Commosso, don Barbareschi racconta dell’udienza di cui fu protagonista con il cardinale Schuster, una volta scarcerato, lui in abiti da galeotto, l’altro con la veste talare: «Aveva saputo del mio arresto e delle torture, sapeva che non avevo parlato», dice. Ed ecco il flash, fotografico: «Lui mi vede, viene da me che ho 23 anni, si inginocchia davanti a me, mi bacia le mani e mi dice: “Nella chiesa primitiva i vescovi facevano così con i martiri”».

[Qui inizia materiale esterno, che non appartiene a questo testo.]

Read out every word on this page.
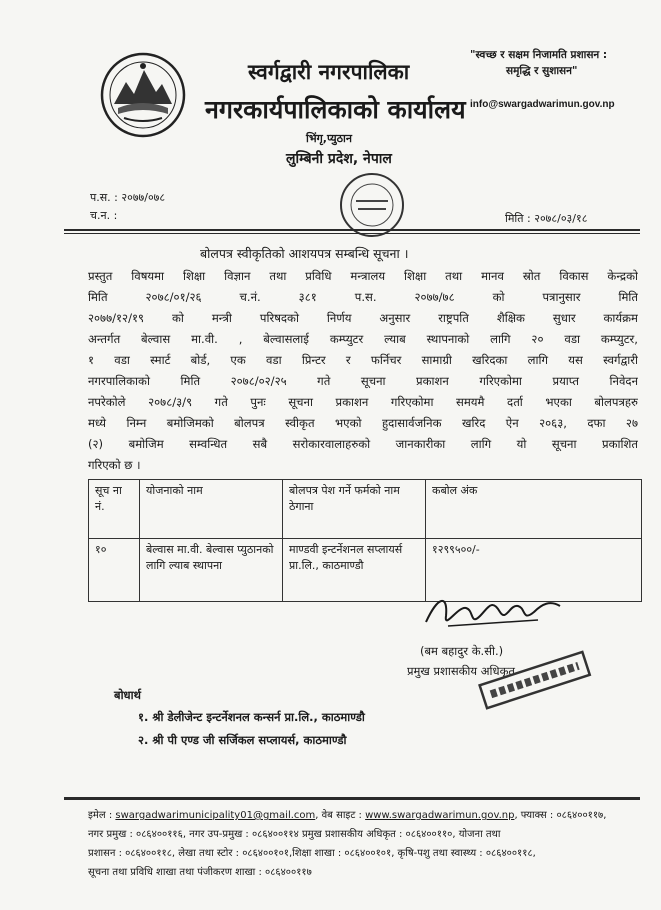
स्वर्गद्वारी नगरपालिका
नगरकार्यपालिकाको कार्यालय
"स्वच्छ र सक्षम निजामति प्रशासन :
समृद्धि र सुशासन"
info@swargadwarimun.gov.np
भिंगृ,प्युठान
लुम्बिनी प्रदेश, नेपाल
प.स. : २०७७/०७८
च.न. :	मिति : २०७८/०३/१८
बोलपत्र स्वीकृतिको आशयपत्र सम्बन्धि सूचना ।
प्रस्तुत विषयमा शिक्षा विज्ञान तथा प्रविधि मन्त्रालय शिक्षा तथा मानव स्रोत विकास केन्द्रको
मिति २०७८/०१/२६ च.नं. ३८१ प.स. २०७७/७८ को पत्रानुसार मिति
२०७७/१२/१९ को मन्त्री परिषदको निर्णय अनुसार राष्ट्रपति शैक्षिक सुधार कार्यक्रम
अन्तर्गत बेल्वास मा.वी. , बेल्वासलाई कम्प्युटर ल्याब स्थापनाको लागि २० वडा कम्प्युटर,
१ वडा स्मार्ट बोर्ड, एक वडा प्रिन्टर र फर्निचर सामाग्री खरिदका लागि यस स्वर्गद्वारी
नगरपालिकाको मिति २०७८/०२/२५ गते सूचना प्रकाशन गरिएकोमा प्रयाप्त निवेदन
नपरेकोले २०७८/३/९ गते पुनः सूचना प्रकाशन गरिएकोमा समयमै दर्ता भएका बोलपत्रहरु
मध्ये निम्न बमोजिमको बोलपत्र स्वीकृत भएको हुदासार्वजनिक खरिद ऐन २०६३, दफा २७
(२) बमोजिम सम्वन्धित सबै सरोकारवालाहरुको जानकारीका लागि यो सूचना प्रकाशित
गरिएको छ ।
सूच ना नं.	योजनाको नाम	बोलपत्र पेश गर्ने फर्मको नाम ठेगाना	कबोल अंक
१०	बेल्वास मा.वी. बेल्वास प्युठानको लागि ल्याब स्थापना	माण्डवी इन्टर्नेशनल सप्लायर्स प्रा.लि., काठमाण्डौ	१२९९५००/-
(बम बहादुर के.सी.)
प्रमुख प्रशासकीय अधिकृत
बोधार्थ
१. श्री डेलीजेन्ट इन्टर्नेशनल कन्सर्न प्रा.लि., काठमाण्डौ
२. श्री पी एण्ड जी सर्जिकल सप्लायर्स, काठमाण्डौ
इमेल : swargadwarimunicipality01@gmail.com, वेब साइट : www.swargadwarimun.gov.np, फ्याक्स : ०८६४००११७,
नगर प्रमुख : ०८६४००११६, नगर उप-प्रमुख : ०८६४००११४ प्रमुख प्रशासकीय अधिकृत : ०८६४००११०, योजना तथा
प्रशासन : ०८६४००११८, लेखा तथा स्टोर : ०८६४००१०१,शिक्षा शाखा : ०८६४००१०१, कृषि-पशु तथा स्वास्थ्य : ०८६४००११८,
सूचना तथा प्रविधि शाखा तथा पंजीकरण शाखा : ०८६४००११७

Libertà è il leit-motiv dell’intervento di don Barbareschi: «Quando compi un atto di libertà scopri la grandezza di essere uomo», dice. Ancora: «La libertà la costruite voi, su voi stessi. Per la libertà vale la pena di vivere, solo per questo. Chiedetevi se siete uomini liberi. Non sdolcinate la parola chiedendovi se siete “democratici”».

Le Penne Nere del Coro Ana di Limbiate intonano i loro cori, don Barbareschi canta, la mano sul cuore: «Mai un mio intervento si è concluso così bene», sorride. Poi il Premio. E lui che commenta, commosso: «Certe volte possono parlare solo le lacrime».